We’re just about wrapped up with our 2011 national CEO survey of small and mid-sized businesses. Not surprisingly, many smaller companies report (actually half of those surveyed) that they don’t have a separate marketing and sales leader, that the sales executive is leading marketing. While our full presentation of our findings will be released soon, it’s worth jumping right into this core finding and to begin to flesh out the implications.

Marketing is Missing at the Table

When companies combine their sales and marketing functions, what they are doing is relegating their marketing function to that of sales support, most typically lead generation plus web support, collateral and events. CEOs in these companies may be missing what many graduate business schools refer to as “Big M” marketing, that is, the strategic part of the marketing discipline. Or as Chief Outisders might put it, when marketing becomes a set of tactics, CEOs and their businesses are subject to the inherent risks of unnecessary chance.

What is “Big M” or Strategic Marketing?

Young companies are typically driven by the vision of the CEO or founder who, by tapping their personal insights, passions and execution skills, lead their company forward into viability and sometimes success. Larger, more established companies learn that as they scale and the business becomes more complicated – in the markets they serve, the products and services they deliver, the competitors they face, the sales, distribution and pricing strategies they invent, and so forth – they require a more rigorous approach to defining and executing their business and market strategies.

Enter the role of the CMO – Chief Marketing Officer.  The CMO has a challenging job. They are tasked to help determine which direction a company should grow and how to get there.  They bring the external market view of customers and competitors to the management team assuring the company and its offerings stay aligned around deliberately selected markets and customers. They are responsible for keeping their company competitive – not only in the offerings, but in pricing, and in their distribution channels, and opportunities for alliances and affiliates. More familiar is marketing’s role in crystallizing the value propositions – for the offerings as well as the company as a whole – and keeping everyone in the company informed and aligned around key message and strategic themes. CMOs have a role in every other executive’s domain, which makes things complicated and organizationally challenging, but very powerful when it works.
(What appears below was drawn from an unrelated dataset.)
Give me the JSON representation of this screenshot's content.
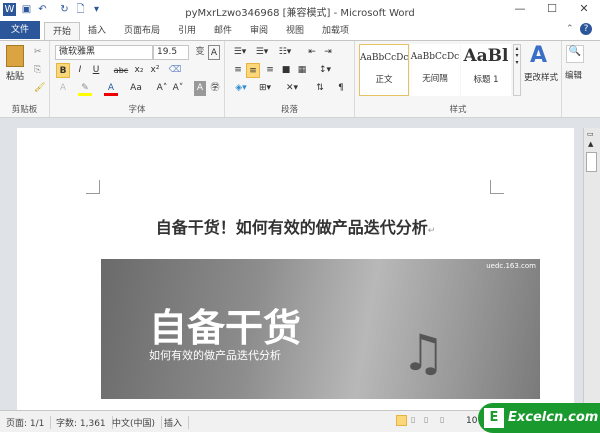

So while “small m” marketing is important, that is to execute marketing programs with precision and accountability, “Big M” marketing provides the strategic assurance that the entire company is aligned and executing on the same vectors.

3 Steps to Address the SMB Challenge

Another key and encouraging insight from our CEO study is that small and mid-sized business leaders are considerably more concerned about the future (73% are most concerned with defining and guiding future growth) than they are immediate operational results. Here are a few specific actions you can take to step into the future with greater assurance:C  Users Studio Documents My Dropbox Photos CEO Challenges   2011 survey Q11 resized 600

1)      Vision Check-up. For many companies, the past couple of years have required an “all hands on deck” approach. It’s taken all of your company’s attention just to keep the wheels on during the economic slowdown and beginnings of recovery. Now may be the right time to revisit your longer term vision and goals. Refine if necessary, but affirm, document and lead your whole company to rally around your mission, once again.
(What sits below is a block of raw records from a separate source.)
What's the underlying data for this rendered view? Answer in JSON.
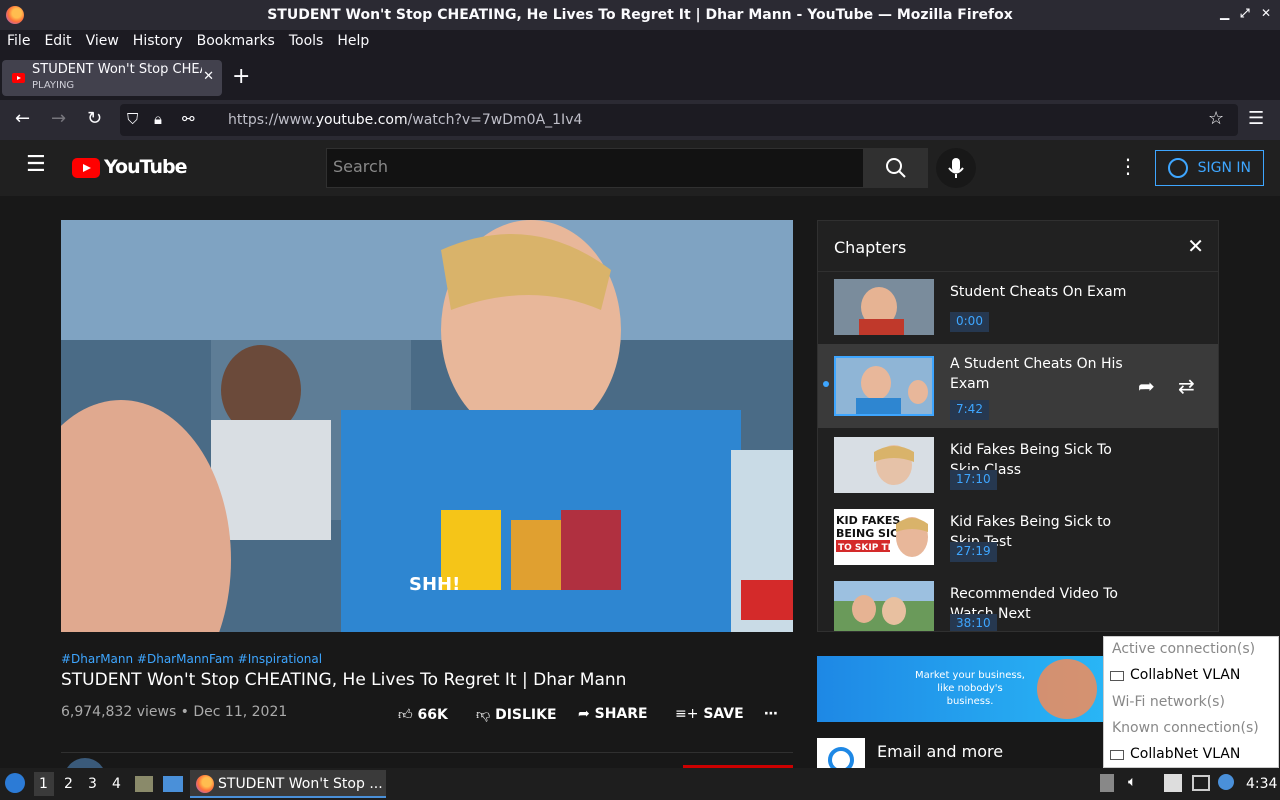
{
  "window": {
    "title": "STUDENT Won't Stop CHEATING, He Lives To Regret It | Dhar Mann - YouTube — Mozilla Firefox"
  },
  "menubar": [
    "File",
    "Edit",
    "View",
    "History",
    "Bookmarks",
    "Tools",
    "Help"
  ],
  "tab": {
    "title": "STUDENT Won't Stop CHEATING, He Lives To Regret It | Dhar Mann",
    "status": "PLAYING"
  },
  "address_bar": {
    "url_prefix": "https://www.",
    "url_domain": "youtube.com",
    "url_path": "/watch?v=7wDm0A_1Iv4"
  },
  "youtube": {
    "logo_text": "YouTube",
    "search_placeholder": "Search",
    "signin_label": "SIGN IN"
  },
  "video": {
    "caption_in_frame": "SHH!",
    "tags": "#DharMann #DharMannFam #Inspirational",
    "title": "STUDENT Won't Stop CHEATING, He Lives To Regret It | Dhar Mann",
    "views_date": "6,974,832 views • Dec 11, 2021",
    "likes": "66K",
    "dislike": "DISLIKE",
    "share": "SHARE",
    "save": "SAVE"
  },
  "chapters": {
    "heading": "Chapters",
    "items": [
      {
        "title": "Student Cheats On Exam",
        "time": "0:00"
      },
      {
        "title": "A Student Cheats On His Exam",
        "time": "7:42"
      },
      {
        "title": "Kid Fakes Being Sick To Skip Class",
        "time": "17:10"
      },
      {
        "title": "Kid Fakes Being Sick to Skip Test",
        "time": "27:19"
      },
      {
        "title": "Recommended Video To Watch Next",
        "time": "38:10"
      }
    ]
  },
  "ad": {
    "text": "Market your business, like nobody's business.",
    "email": "Email and more"
  },
  "network_popup": {
    "active_header": "Active connection(s)",
    "active_item": "CollabNet VLAN",
    "wifi_header": "Wi-Fi network(s)",
    "known_header": "Known connection(s)",
    "known_item": "CollabNet VLAN"
  },
  "taskbar": {
    "workspaces": [
      "1",
      "2",
      "3",
      "4"
    ],
    "window_title": "STUDENT Won't Stop ...",
    "clock": "4:34"
  },
  "colors": {
    "youtube_red": "#ff0000",
    "link_blue": "#3ea6ff",
    "chip_bg": "#263850"
  }
}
2)      Market Intimacy. Assess your current understanding of your core customers. What is this based on? Where is the information coming from? How rigorous is your understanding? Is it largely operational (e.g., a customer satisfaction index) or is customer intimacy informing your decisions for the future? If you’re uncomfortable, it's probably time for gather some fresh perspectives from your markets.

3)      Integration. Finally, how does your firm address the 4 “P’s” of Marketing? Are the “P’s” spread across your organization, not rolling up into one point of integration other than yourself? Does engineering own the Product? Finance own Pricing? Sales own Placement? And your marketing director own Promotion? At what point in your growth or understanding of new opportunities will it make sense to integrate these areas into a new C-level executive?

As small and mid-sized businesses move beyond the focus of surviving the economy and forward into the future, many will turn to “Big M” marketing thinking to assure their success.  CEOs will do well to invest in assuring that their vision, customer intimacy and integration capabilities are ready to grow. What are you doing this quarter to drive growth?

Chief Outsiders' blog is written by top CMOs and executive guests for CEOs looking for business growth strategies, current thinking on effective leadership skills, and ideas and insights from real-world marketing strategy implementation.

Comments

It's surprising that so many SMBs combine sales and marketing. That's a real blind spot. When you have a VP of Sales and Marketing, that person is on a 13-week clock that resets every quarter. The job of sales is to think "What can I do today to impact revenue this quarter?" Conversely, the job of marketing is to think "What can we do this quarter to impact sales next quarter?" Because Marketing is bringing in leads, there's a process before they are qualified and turned over to Sales. A good marketer is on the same 13-week clock, but is in close partnership with Sales. Sales simply doesn't have time to think about bringing prospects into the sales process.
Posted @ Saturday, June 25, 2011 7:25 PM by John Rasco
I think that a good marketer needs all-round skills, from Finance to HR to Sales and of course marketing. The sales driver needs to be totally focused on the job at hand - delivering sales. The marketer brings all aspects of the business as they relate to sales and needs to be focused, but in many areas. Too often today, sales and Marketing are combined to save costs. Long-term, this is not the way to go.